OBSERVATION: Michael Josephson on The Bare Essentials of Home-Run Decision-Making: Choices that Produce the Best Possible Result

In both our work and our personal lives, all of us regularly face situations that raise the most common and basic question: “What should I do?”

In all these cases, we must first decide what we should do and how we should do it. Then, we have to decide whether we will, in fact, do what we should do.

The best decision makers are not content with avoiding bad decisions or even with making acceptable ones; they want to make a decision that achieves the best possible result (BPR) in the situation. That’s what we call an exemplary decision.

In working with senior executives in government and private enterprise, I’ve dealt with a broad array of complex decision-making situations. In the process, I developed a decision-making strategy that I think is  easily adaptable to handling problems all of us face. The central goal of the process is for the decision maker to get the most out of every problem-solving challenge  by identifying and pursuing an outcome that represents the  best possible result (BPR) under the circumstances.

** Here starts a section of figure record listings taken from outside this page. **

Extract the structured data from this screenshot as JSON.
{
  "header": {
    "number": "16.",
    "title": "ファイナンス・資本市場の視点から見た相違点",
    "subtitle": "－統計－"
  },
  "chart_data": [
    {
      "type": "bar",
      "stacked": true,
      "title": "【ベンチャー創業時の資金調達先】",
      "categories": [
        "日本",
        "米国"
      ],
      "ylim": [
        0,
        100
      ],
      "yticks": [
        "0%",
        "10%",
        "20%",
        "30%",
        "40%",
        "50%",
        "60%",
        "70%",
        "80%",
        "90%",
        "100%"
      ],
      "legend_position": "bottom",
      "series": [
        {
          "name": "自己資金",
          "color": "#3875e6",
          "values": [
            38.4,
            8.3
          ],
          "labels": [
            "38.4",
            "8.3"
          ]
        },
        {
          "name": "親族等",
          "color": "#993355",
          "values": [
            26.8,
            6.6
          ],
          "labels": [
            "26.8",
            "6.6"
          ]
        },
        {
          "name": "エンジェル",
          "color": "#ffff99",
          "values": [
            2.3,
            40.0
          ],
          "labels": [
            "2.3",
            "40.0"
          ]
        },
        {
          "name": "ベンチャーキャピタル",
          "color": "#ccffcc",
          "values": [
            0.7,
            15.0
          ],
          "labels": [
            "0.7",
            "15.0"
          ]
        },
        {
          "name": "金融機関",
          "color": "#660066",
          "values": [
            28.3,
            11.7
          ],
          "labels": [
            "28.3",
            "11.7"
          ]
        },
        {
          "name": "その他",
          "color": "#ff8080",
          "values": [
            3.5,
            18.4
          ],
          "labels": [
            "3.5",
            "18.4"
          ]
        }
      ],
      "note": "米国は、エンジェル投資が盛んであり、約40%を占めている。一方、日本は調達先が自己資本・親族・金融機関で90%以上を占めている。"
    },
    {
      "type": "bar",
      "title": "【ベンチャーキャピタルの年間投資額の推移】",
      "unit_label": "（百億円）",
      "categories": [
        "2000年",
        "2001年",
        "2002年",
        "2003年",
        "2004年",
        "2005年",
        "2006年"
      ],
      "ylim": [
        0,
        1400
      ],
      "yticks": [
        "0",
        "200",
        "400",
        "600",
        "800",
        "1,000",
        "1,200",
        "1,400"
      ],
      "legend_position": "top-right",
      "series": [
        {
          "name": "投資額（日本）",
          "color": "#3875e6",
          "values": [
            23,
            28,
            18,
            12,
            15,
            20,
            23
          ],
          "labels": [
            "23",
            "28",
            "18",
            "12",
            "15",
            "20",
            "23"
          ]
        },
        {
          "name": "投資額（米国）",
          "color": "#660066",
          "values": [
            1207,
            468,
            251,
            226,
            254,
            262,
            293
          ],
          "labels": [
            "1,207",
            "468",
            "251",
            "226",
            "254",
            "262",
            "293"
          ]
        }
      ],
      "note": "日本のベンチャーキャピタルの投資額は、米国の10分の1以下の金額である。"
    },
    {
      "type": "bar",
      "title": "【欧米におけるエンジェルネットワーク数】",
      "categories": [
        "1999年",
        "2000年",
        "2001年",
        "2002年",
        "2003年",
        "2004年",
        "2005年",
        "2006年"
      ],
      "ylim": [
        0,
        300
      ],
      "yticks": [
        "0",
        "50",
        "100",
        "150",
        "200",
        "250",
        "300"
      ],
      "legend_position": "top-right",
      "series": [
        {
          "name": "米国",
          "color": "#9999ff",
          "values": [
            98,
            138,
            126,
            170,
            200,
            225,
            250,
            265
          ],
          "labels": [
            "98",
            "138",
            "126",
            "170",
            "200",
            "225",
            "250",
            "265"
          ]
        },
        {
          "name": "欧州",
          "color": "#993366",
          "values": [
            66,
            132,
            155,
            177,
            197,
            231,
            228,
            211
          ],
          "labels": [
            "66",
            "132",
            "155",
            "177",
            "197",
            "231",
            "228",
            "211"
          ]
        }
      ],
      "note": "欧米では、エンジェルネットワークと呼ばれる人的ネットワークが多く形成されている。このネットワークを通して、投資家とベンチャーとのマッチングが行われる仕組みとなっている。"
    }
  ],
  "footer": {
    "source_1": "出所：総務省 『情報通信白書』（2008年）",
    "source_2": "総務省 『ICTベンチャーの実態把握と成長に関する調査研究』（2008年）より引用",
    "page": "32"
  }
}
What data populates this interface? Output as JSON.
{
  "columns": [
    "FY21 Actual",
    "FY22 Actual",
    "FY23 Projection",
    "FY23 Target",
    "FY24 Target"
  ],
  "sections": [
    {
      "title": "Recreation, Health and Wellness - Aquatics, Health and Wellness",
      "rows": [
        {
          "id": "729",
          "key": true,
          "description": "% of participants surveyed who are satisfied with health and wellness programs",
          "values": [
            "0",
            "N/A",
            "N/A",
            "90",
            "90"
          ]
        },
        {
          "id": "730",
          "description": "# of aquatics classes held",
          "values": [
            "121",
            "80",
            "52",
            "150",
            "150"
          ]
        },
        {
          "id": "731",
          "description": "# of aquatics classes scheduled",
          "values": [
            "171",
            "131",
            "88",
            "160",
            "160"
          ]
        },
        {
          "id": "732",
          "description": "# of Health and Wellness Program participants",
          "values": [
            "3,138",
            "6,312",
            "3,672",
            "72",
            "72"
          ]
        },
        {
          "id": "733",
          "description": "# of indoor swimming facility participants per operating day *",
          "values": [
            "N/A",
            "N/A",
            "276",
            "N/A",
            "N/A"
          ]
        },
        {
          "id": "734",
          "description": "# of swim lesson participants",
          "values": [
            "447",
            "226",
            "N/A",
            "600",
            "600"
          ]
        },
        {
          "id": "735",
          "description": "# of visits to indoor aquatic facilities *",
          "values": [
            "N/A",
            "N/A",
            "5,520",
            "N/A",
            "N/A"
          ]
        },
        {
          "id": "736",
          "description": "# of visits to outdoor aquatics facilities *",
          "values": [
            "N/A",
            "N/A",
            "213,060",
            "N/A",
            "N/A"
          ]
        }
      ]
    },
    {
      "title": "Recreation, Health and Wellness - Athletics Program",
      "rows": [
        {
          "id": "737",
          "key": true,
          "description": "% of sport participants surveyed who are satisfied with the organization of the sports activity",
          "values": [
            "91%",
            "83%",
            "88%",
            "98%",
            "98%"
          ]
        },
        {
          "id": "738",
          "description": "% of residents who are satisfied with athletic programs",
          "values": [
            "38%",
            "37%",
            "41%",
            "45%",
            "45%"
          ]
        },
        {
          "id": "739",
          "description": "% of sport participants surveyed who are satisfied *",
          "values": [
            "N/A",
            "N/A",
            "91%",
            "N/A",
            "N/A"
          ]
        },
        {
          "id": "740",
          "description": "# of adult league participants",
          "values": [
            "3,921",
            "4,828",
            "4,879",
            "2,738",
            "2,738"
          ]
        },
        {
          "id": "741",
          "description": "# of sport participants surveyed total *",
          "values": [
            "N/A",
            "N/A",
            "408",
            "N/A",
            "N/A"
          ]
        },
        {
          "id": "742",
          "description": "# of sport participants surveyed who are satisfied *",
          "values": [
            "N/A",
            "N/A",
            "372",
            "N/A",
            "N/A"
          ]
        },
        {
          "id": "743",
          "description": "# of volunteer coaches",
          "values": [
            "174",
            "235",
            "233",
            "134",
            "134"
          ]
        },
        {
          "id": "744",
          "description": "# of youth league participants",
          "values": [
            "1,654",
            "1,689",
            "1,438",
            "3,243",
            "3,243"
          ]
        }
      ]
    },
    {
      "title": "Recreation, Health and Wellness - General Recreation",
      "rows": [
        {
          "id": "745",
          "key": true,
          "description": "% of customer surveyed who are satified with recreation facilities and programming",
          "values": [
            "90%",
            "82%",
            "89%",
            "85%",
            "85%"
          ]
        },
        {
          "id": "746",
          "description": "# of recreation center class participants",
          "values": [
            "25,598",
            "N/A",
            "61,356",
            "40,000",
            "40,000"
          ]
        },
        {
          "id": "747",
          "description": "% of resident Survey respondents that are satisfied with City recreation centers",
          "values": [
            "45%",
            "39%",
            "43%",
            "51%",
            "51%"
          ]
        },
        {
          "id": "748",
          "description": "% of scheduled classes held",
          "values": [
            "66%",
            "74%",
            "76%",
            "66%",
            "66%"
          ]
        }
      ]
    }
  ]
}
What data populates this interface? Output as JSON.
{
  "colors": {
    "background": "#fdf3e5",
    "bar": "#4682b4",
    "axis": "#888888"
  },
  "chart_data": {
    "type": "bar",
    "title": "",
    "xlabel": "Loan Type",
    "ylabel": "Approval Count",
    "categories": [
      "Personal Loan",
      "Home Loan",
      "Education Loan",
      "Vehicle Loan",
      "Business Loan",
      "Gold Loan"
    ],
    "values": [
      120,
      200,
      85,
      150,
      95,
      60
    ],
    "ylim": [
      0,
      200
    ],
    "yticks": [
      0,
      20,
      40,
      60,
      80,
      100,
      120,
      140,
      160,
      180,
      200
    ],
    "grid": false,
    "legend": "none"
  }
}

A decision that produces the  BPR accomplishes the decision maker’s short- and long-term goals, without causing negative unintended consequences. It’s the home run of decisions.

Let’s start by recognizing that there are two critical aspects to an exemplary decision: The decision must be both effective and ethical.  In other words, a good decision works, and it gets the results you want, but also does so in the right way.

A decision is effective if it efficiently accomplishes intended and desirable objectives without causing unintended and undesirable results. The most effective decision is one that accomplishes the BPR.

A decision is ethical if it reflects an understanding of and commitment to core ethical values such as trustworthiness, respect, responsibility, fairness, caring, and citizenship. These core ethical principles are referred to as the Six Pillars of Character.

Good decisions require both discernment (knowing what to do) and discipline (the strength of character to do it).

There are four steps in the BPR model of decision making:

1) Eliminate options that are either illegal or unethical.

2) Identify the important things you want to achieve.

3) Identify options that will effectively achieve that result without causing avoidable negative unintended consequences.

4) Choose the option that is most likely to produce the best possible result (the BPR).